Lynne Wilkinson, a Gauteng-based public health specialist, echoed these concerns, highlighting the confusion within the South African health sector. While there was some confidence that US-funded antiretroviral therapy service delivery would resume, the impacts on HIV testing, prevention and community-led monitoring were less certain.
“My opinion is that HIV programmes should fall under life-saving humanitarian assistance. People living with HIV will get sick and die, with an increase in transmission and incidence,” she stressed.
The impact of the initial freeze extended far beyond the provision of ARVs. The suspension of PEPFAR, which supports over 20 million people on antiretroviral treatment worldwide, raised alarm bells globally. In South Africa alone, PEPFAR contributed approximately 17% of the R44.4-billion spent on the country’s massive HIV counselling and testing campaign, reaching 5.5 million people on ARVs – a scale unmatched anywhere else in the world. South African Health Minister Dr Aaron Motsoaledi described the world’s reaction to Trump’s review as “baffled”.
The consequences of the funding halt, even temporarily, were potentially devastating. The Foundation for AIDS Research (amFAR) warned of increased suffering and transmission rates if PEPFAR-supported programs were abruptly ceased. The sudden halt threatened to disrupt essential HIV treatment services, testing, and prevention efforts, impacting over 190,000 clinicians and healthcare workers worldwide who rely on PEPFAR support. amFAR highlighted the scale of PEPFAR’s contribution: antiretroviral treatments for 222,000 people annually, HIV tests for more than 224,000 individuals, over 7,000 cervical cancer screenings per year, and care for more than 3,500 women experiencing gender-based violence.
The freeze also impacted USAID’s TB programs, which have invested $4.7 billion since 2000. The suspension threatened to severely hinder progress against TB, one of the world’s deadliest infectious diseases. Sasha Stevenson, executive director of SECTION27, highlighted the interconnectedness of HIV and TB services within the health system, emphasising the significant impact on both.

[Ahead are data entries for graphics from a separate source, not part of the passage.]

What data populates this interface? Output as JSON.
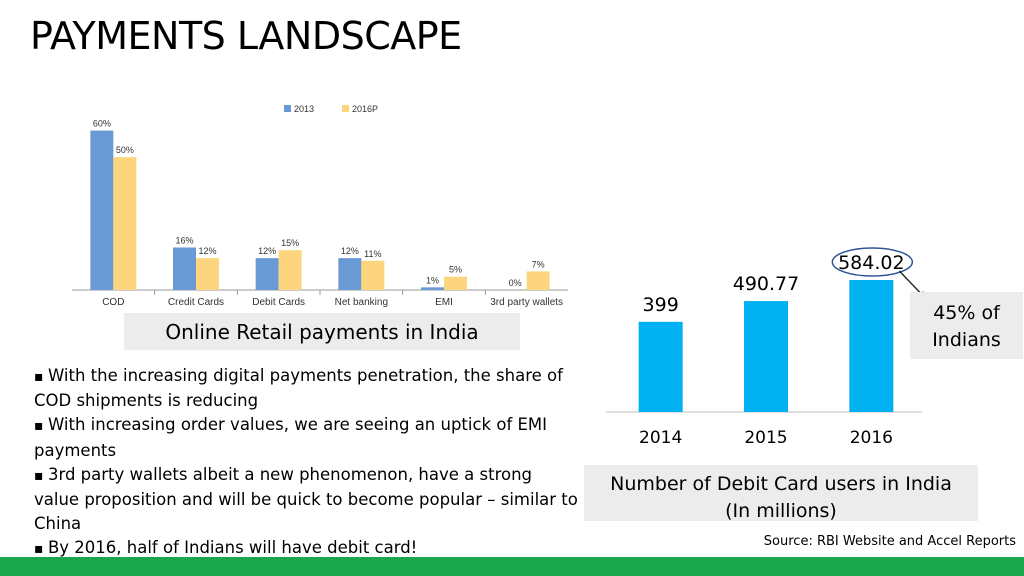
{
  "slide": {
    "title": "PAYMENTS LANDSCAPE",
    "source": "Source: RBI Website and Accel Reports",
    "footer_color": "#1aa64a"
  },
  "left_chart": {
    "caption": "Online Retail payments in India"
  },
  "right_chart": {
    "caption_line1": "Number of Debit Card users in India",
    "caption_line2": "(In millions)",
    "callout_line1": "45% of",
    "callout_line2": "Indians"
  },
  "bullets": [
    "With the increasing digital payments penetration, the share of COD shipments is reducing",
    "With increasing order values, we are seeing an uptick of EMI payments",
    "3rd party wallets albeit a new phenomenon, have a strong value proposition and will be quick to become popular – similar to China",
    "By 2016, half of Indians will have debit card!"
  ],
  "chart_data": [
    {
      "type": "bar",
      "categories": [
        "COD",
        "Credit Cards",
        "Debit Cards",
        "Net banking",
        "EMI",
        "3rd party wallets"
      ],
      "series": [
        {
          "name": "2013",
          "values": [
            60,
            16,
            12,
            12,
            1,
            0
          ],
          "labels": [
            "60%",
            "16%",
            "12%",
            "12%",
            "1%",
            "0%"
          ],
          "color": "#6a9ad4"
        },
        {
          "name": "2016P",
          "values": [
            50,
            12,
            15,
            11,
            5,
            7
          ],
          "labels": [
            "50%",
            "12%",
            "15%",
            "11%",
            "5%",
            "7%"
          ],
          "color": "#fdd57e"
        }
      ],
      "ylim": [
        0,
        70
      ],
      "legend": "top",
      "grid": false
    },
    {
      "type": "bar",
      "categories": [
        "2014",
        "2015",
        "2016"
      ],
      "values": [
        399,
        490.77,
        584.02
      ],
      "labels": [
        "399",
        "490.77",
        "584.02"
      ],
      "color": "#00b0f0",
      "highlight": "584.02",
      "ylim": [
        0,
        700
      ],
      "grid": false
    }
  ]
}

“What this administration is doing is making the world less safe for all of us who are affected by the matters that affect global health, like, for example, Covid-19 and other global health disasters — essentially making the world less safe for everybody,” she warned.

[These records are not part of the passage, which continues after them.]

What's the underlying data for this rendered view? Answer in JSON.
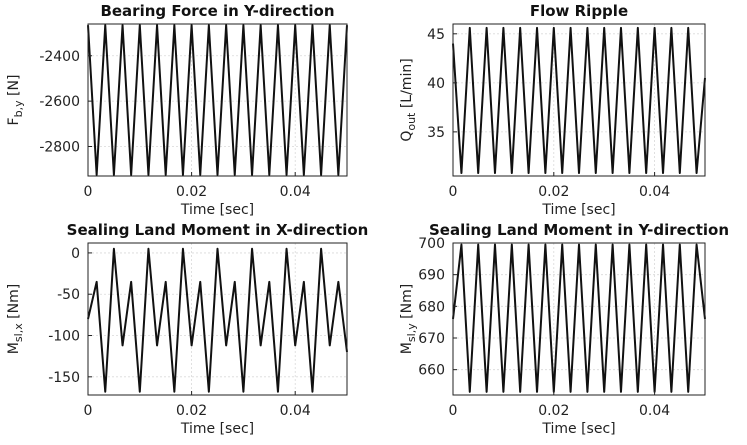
{
  "chart_data": [
    {
      "type": "line",
      "title": "Bearing Force in Y-direction",
      "xlabel": "Time [sec]",
      "ylabel": "F",
      "ylabel_sub": "b,y",
      "ylabel_unit": " [N]",
      "xlim": [
        0,
        0.05
      ],
      "ylim": [
        -2930,
        -2260
      ],
      "xticks": [
        0,
        0.02,
        0.04
      ],
      "xtick_labels": [
        "0",
        "0.02",
        "0.04"
      ],
      "yticks": [
        -2400,
        -2600,
        -2800
      ],
      "ytick_labels": [
        "-2400",
        "-2600",
        "-2800"
      ],
      "grid": true,
      "series": [
        {
          "waveform": "periodic",
          "period_s": 0.00333,
          "min": -2925,
          "max": -2265,
          "x": [
            0,
            0.00167,
            0.00333,
            0.005,
            0.00667,
            0.00833,
            0.01,
            0.01167,
            0.01333,
            0.015,
            0.01667,
            0.01833,
            0.02,
            0.02167,
            0.02333,
            0.025,
            0.02667,
            0.02833,
            0.03,
            0.03167,
            0.03333,
            0.035,
            0.03667,
            0.03833,
            0.04,
            0.04167,
            0.04333,
            0.045,
            0.04667,
            0.04833,
            0.05
          ],
          "y": [
            -2265,
            -2925,
            -2265,
            -2925,
            -2265,
            -2925,
            -2265,
            -2925,
            -2265,
            -2925,
            -2265,
            -2925,
            -2265,
            -2925,
            -2265,
            -2925,
            -2265,
            -2925,
            -2265,
            -2925,
            -2265,
            -2925,
            -2265,
            -2925,
            -2265,
            -2925,
            -2265,
            -2925,
            -2265,
            -2925,
            -2265
          ]
        }
      ]
    },
    {
      "type": "line",
      "title": "Flow Ripple",
      "xlabel": "Time [sec]",
      "ylabel": "Q",
      "ylabel_sub": "out",
      "ylabel_unit": " [L/min]",
      "xlim": [
        0,
        0.05
      ],
      "ylim": [
        30.5,
        46
      ],
      "xticks": [
        0,
        0.02,
        0.04
      ],
      "xtick_labels": [
        "0",
        "0.02",
        "0.04"
      ],
      "yticks": [
        45,
        40,
        35
      ],
      "ytick_labels": [
        "45",
        "40",
        "35"
      ],
      "grid": true,
      "series": [
        {
          "waveform": "periodic",
          "period_s": 0.00333,
          "min": 30.8,
          "max": 45.6,
          "x": [
            0,
            0.00167,
            0.00333,
            0.005,
            0.00667,
            0.00833,
            0.01,
            0.01167,
            0.01333,
            0.015,
            0.01667,
            0.01833,
            0.02,
            0.02167,
            0.02333,
            0.025,
            0.02667,
            0.02833,
            0.03,
            0.03167,
            0.03333,
            0.035,
            0.03667,
            0.03833,
            0.04,
            0.04167,
            0.04333,
            0.045,
            0.04667,
            0.04833,
            0.05
          ],
          "y": [
            44.0,
            30.8,
            45.6,
            30.8,
            45.6,
            30.8,
            45.6,
            30.8,
            45.6,
            30.8,
            45.6,
            30.8,
            45.6,
            30.8,
            45.6,
            30.8,
            45.6,
            30.8,
            45.6,
            30.8,
            45.6,
            30.8,
            45.6,
            30.8,
            45.6,
            30.8,
            45.6,
            30.8,
            45.6,
            30.8,
            40.5
          ]
        }
      ]
    },
    {
      "type": "line",
      "title": "Sealing Land Moment in X-direction",
      "xlabel": "Time [sec]",
      "ylabel": "M",
      "ylabel_sub": "sl,x",
      "ylabel_unit": " [Nm]",
      "xlim": [
        0,
        0.05
      ],
      "ylim": [
        -172,
        12
      ],
      "xticks": [
        0,
        0.02,
        0.04
      ],
      "xtick_labels": [
        "0",
        "0.02",
        "0.04"
      ],
      "yticks": [
        0,
        -50,
        -100,
        -150
      ],
      "ytick_labels": [
        "0",
        "-50",
        "-100",
        "-150"
      ],
      "grid": true,
      "series": [
        {
          "waveform": "periodic",
          "period_s": 0.00333,
          "main_peak": 5,
          "secondary_peak": -35,
          "intermediate_trough": -112,
          "min": -168,
          "x": [
            0,
            0.00167,
            0.00333,
            0.005,
            0.00667,
            0.00833,
            0.01,
            0.01167,
            0.01333,
            0.015,
            0.01667,
            0.01833,
            0.02,
            0.02167,
            0.02333,
            0.025,
            0.02667,
            0.02833,
            0.03,
            0.03167,
            0.03333,
            0.035,
            0.03667,
            0.03833,
            0.04,
            0.04167,
            0.04333,
            0.045,
            0.04667,
            0.04833,
            0.05
          ],
          "y": [
            -80,
            -35,
            -168,
            5,
            -112,
            -35,
            -168,
            5,
            -112,
            -35,
            -168,
            5,
            -112,
            -35,
            -168,
            5,
            -112,
            -35,
            -168,
            5,
            -112,
            -35,
            -168,
            5,
            -112,
            -35,
            -168,
            5,
            -112,
            -35,
            -120
          ]
        }
      ]
    },
    {
      "type": "line",
      "title": "Sealing Land Moment in Y-direction",
      "xlabel": "Time [sec]",
      "ylabel": "M",
      "ylabel_sub": "sl,y",
      "ylabel_unit": " [Nm]",
      "xlim": [
        0,
        0.05
      ],
      "ylim": [
        652,
        700
      ],
      "xticks": [
        0,
        0.02,
        0.04
      ],
      "xtick_labels": [
        "0",
        "0.02",
        "0.04"
      ],
      "yticks": [
        700,
        690,
        680,
        670,
        660
      ],
      "ytick_labels": [
        "700",
        "690",
        "680",
        "670",
        "660"
      ],
      "grid": true,
      "series": [
        {
          "waveform": "periodic",
          "period_s": 0.00333,
          "min": 653,
          "max": 699.5,
          "x": [
            0,
            0.00167,
            0.00333,
            0.005,
            0.00667,
            0.00833,
            0.01,
            0.01167,
            0.01333,
            0.015,
            0.01667,
            0.01833,
            0.02,
            0.02167,
            0.02333,
            0.025,
            0.02667,
            0.02833,
            0.03,
            0.03167,
            0.03333,
            0.035,
            0.03667,
            0.03833,
            0.04,
            0.04167,
            0.04333,
            0.045,
            0.04667,
            0.04833,
            0.05
          ],
          "y": [
            676,
            699.5,
            653,
            699.5,
            653,
            699.5,
            653,
            699.5,
            653,
            699.5,
            653,
            699.5,
            653,
            699.5,
            653,
            699.5,
            653,
            699.5,
            653,
            699.5,
            653,
            699.5,
            653,
            699.5,
            653,
            699.5,
            653,
            699.5,
            653,
            699.5,
            676
          ]
        }
      ]
    }
  ]
}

Furthermore, the reinstatement of the “Mexico City Policy” or “global gag rule” added another layer of complexity. This policy restricts US foreign assistance to organisations providing, counselling or advocating for legal abortion services, even if the funds for these services are provided by non-US donors. Stevenson noted that this policy “is making the world less safe for women by removing access to abortion in countries where the government has decided that it is lawful, such as the case in South Africa.”

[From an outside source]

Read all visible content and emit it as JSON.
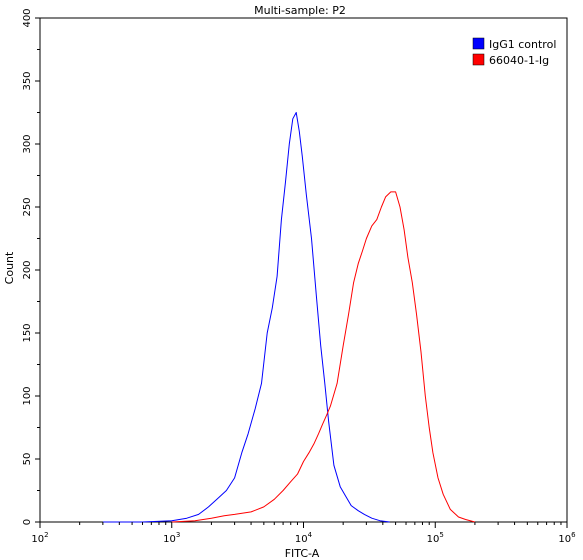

The temporary nature of the waiver, however, leaves lingering uncertainty. While the immediate crisis has been averted in South Africa and the resumption of ARV distribution and nurse salaries provides essential relief, the 90-day review period continues to cast a shadow over the future of US foreign aid and its vital role in combating HIV/AIDS and other global health challenges in the country and across Africa.